Abstract: We estimate the development effects of electrification across Brazil over the period 1960-2000. We simulate a time series of hypothetical electricity grids for Brazil for the period 1960-2000 that show how the grid would have evolved had infrastructure investments been made based solely on geography-based cost considerations. Using the model as an instrument, we document large positive effects of electrification on development that are underestimated when one fails to account for endogenous targeting. Broad-based improvement in labor productivity across sectors and regions rather than general equilibrium re-sorting appears to be the likely mechanism by which these development gains are realized.

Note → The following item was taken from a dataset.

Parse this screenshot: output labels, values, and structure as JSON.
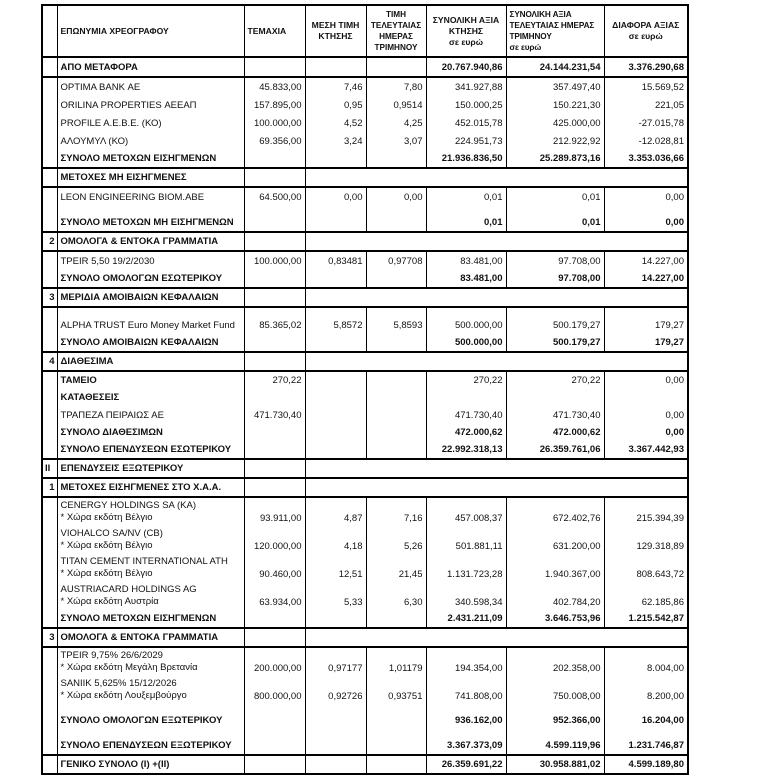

J. Assunção, M. Lipscomb, A. M. Mobarak, D. Szerman. “Electrification, Agricultural Productivity and Deforestation in Brazil,” Working Paper

Abstract: We study the effects of the impressive growth in electrification in Brazil between 1960 and 2000 on changes in the structure of rural agricultural production, including adoption of irrigation, increases in agricultural productivity and investments, changes in land use, and the allocation of effort between crop cultivation and cattle grazing. The instrumental variables based identification strategy simulates a time series of hypothetical electricity grids that show how the grid would have evolved had hydro-power dams (which require intercepting water at high velocity) been allocated solely on geography-based cost considerations. Electrification allows farmers to irrigate, which leads to higher productivity, especially in areas with volatile rainfall patterns. Farming expands into frontier lands, and cultivation intensifies in existing land through investments in mechanization, fertilizer and pesticides. Crop intensification and substitution away from land-intensive cattle grazing lead to greater protection of forests and native vegetation within farms. Expansion of agriculture and this substitution have opposing effects on forest protection, and overall we estimate a net decrease in deforestation associated with electrification.